Images totally obscured leaving only one detail.
Yes, it’s a little effect I call ‘La Mano Negra’ which I did for my super 8 films and, now I do it on a larger scale, it’s an expensive special effect. In fact, it’s just because I find sometimes that there is too much image, too much light, too much ‘field’, that its too open and it needs to be reduced. These are completely fetishist relationships I have to the image. I am always amazed by the image of silent films which come to us after generations of inter-positives and inter-negatives. They seem to emerge from such a far away world.
Is it a form of signature?
No, and I would have to stop if it seemed that way. I do feel that I have to stop with the film and chemical tools. It’s a relationship that’s too fetishist which can be imprisoning. I no longer know if its a good tool for looking at the world.
It’s something we can only imagine in cinemascope.

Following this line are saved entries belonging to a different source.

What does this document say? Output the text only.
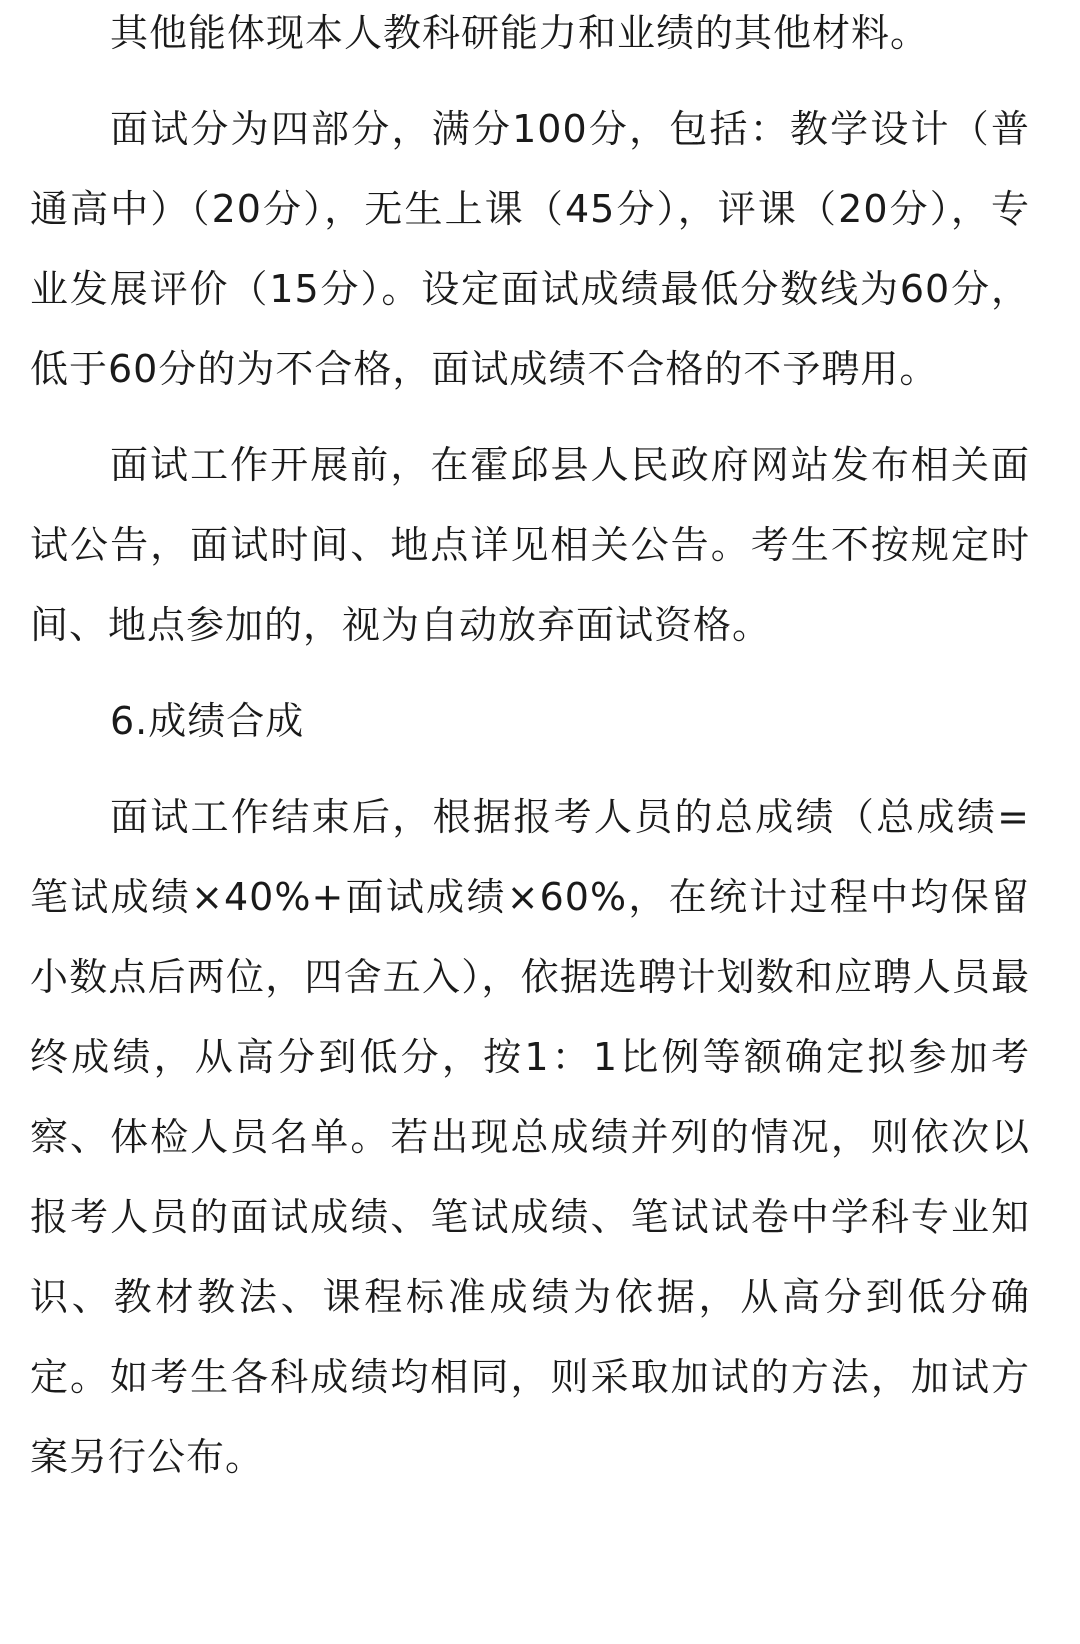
其他能体现本人教科研能力和业绩的其他材料。

面试分为四部分，满分100分，包括：教学设计（普通高中）（20分），无生上课（45分），评课（20分），专业发展评价（15分）。设定面试成绩最低分数线为60分，低于60分的为不合格，面试成绩不合格的不予聘用。

面试工作开展前，在霍邱县人民政府网站发布相关面试公告，面试时间、地点详见相关公告。考生不按规定时间、地点参加的，视为自动放弃面试资格。

6.成绩合成

面试工作结束后，根据报考人员的总成绩（总成绩=笔试成绩×40%+面试成绩×60%，在统计过程中均保留小数点后两位，四舍五入），依据选聘计划数和应聘人员最终成绩，从高分到低分，按1：1比例等额确定拟参加考察、体检人员名单。若出现总成绩并列的情况，则依次以报考人员的面试成绩、笔试成绩、笔试试卷中学科专业知识、教材教法、课程标准成绩为依据，从高分到低分确定。如考生各科成绩均相同，则采取加试的方法，加试方案另行公布。
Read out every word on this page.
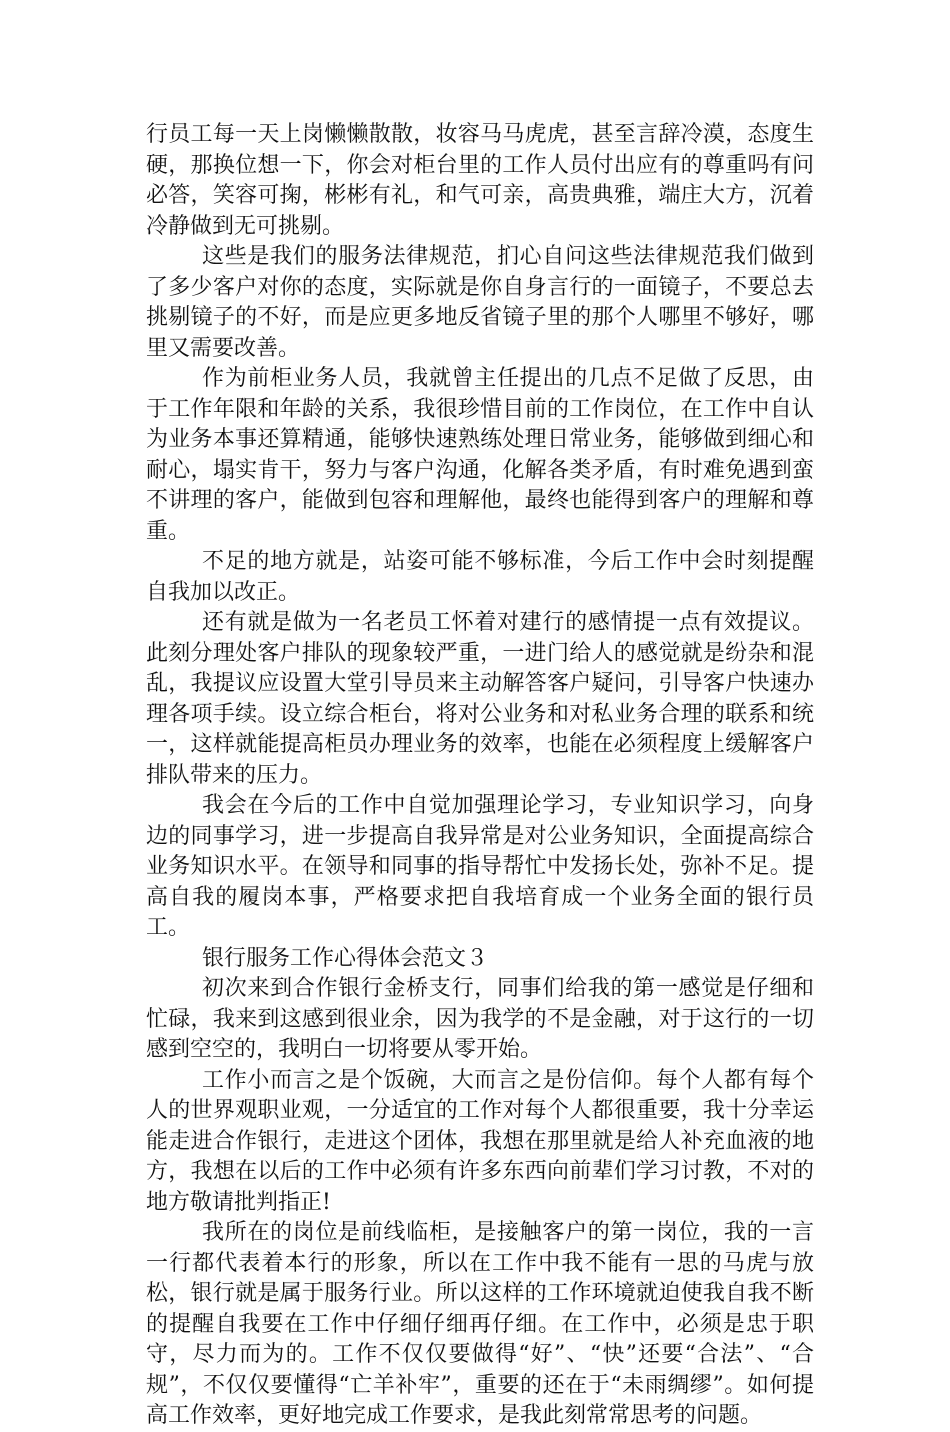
行员工每一天上岗懒懒散散，妆容马马虎虎，甚至言辞冷漠，态度生硬，那换位想一下，你会对柜台里的工作人员付出应有的尊重吗有问必答，笑容可掬，彬彬有礼，和气可亲，高贵典雅，端庄大方，沉着冷静做到无可挑剔。

这些是我们的服务法律规范，扪心自问这些法律规范我们做到了多少客户对你的态度，实际就是你自身言行的一面镜子，不要总去挑剔镜子的不好，而是应更多地反省镜子里的那个人哪里不够好，哪里又需要改善。

作为前柜业务人员，我就曾主任提出的几点不足做了反思，由于工作年限和年龄的关系，我很珍惜目前的工作岗位，在工作中自认为业务本事还算精通，能够快速熟练处理日常业务，能够做到细心和耐心，塌实肯干，努力与客户沟通，化解各类矛盾，有时难免遇到蛮不讲理的客户，能做到包容和理解他，最终也能得到客户的理解和尊重。

不足的地方就是，站姿可能不够标准，今后工作中会时刻提醒自我加以改正。

还有就是做为一名老员工怀着对建行的感情提一点有效提议。此刻分理处客户排队的现象较严重，一进门给人的感觉就是纷杂和混乱，我提议应设置大堂引导员来主动解答客户疑问，引导客户快速办理各项手续。设立综合柜台，将对公业务和对私业务合理的联系和统一，这样就能提高柜员办理业务的效率，也能在必须程度上缓解客户排队带来的压力。

我会在今后的工作中自觉加强理论学习，专业知识学习，向身边的同事学习，进一步提高自我异常是对公业务知识，全面提高综合业务知识水平。在领导和同事的指导帮忙中发扬长处，弥补不足。提高自我的履岗本事，严格要求把自我培育成一个业务全面的银行员工。

银行服务工作心得体会范文３

初次来到合作银行金桥支行，同事们给我的第一感觉是仔细和忙碌，我来到这感到很业余，因为我学的不是金融，对于这行的一切感到空空的，我明白一切将要从零开始。

工作小而言之是个饭碗，大而言之是份信仰。每个人都有每个人的世界观职业观，一分适宜的工作对每个人都很重要，我十分幸运能走进合作银行，走进这个团体，我想在那里就是给人补充血液的地方，我想在以后的工作中必须有许多东西向前辈们学习讨教，不对的地方敬请批判指正!

我所在的岗位是前线临柜，是接触客户的第一岗位，我的一言一行都代表着本行的形象，所以在工作中我不能有一思的马虎与放松，银行就是属于服务行业。所以这样的工作环境就迫使我自我不断的提醒自我要在工作中仔细仔细再仔细。在工作中，必须是忠于职守，尽力而为的。工作不仅仅要做得“好”、“快”还要“合法”、“合规”，不仅仅要懂得“亡羊补牢”，重要的还在于“未雨绸缪”。如何提高工作效率，更好地完成工作要求，是我此刻常常思考的问题。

I tried lots of different material for this film. HD, 16mm, ultra-light cameras, most of which failed to impress me. Of course I thought of scope but I didn’t retain the idea because scope means I was obliged to define too much. I though I’d be really unhappy after two weeks because the story and the set design were creating real antibodies in me… I tested a few stylistic things on the side which would never have really worked. But finally it was the film which dictated its own aesthetic, an aesthetic that was set in stone.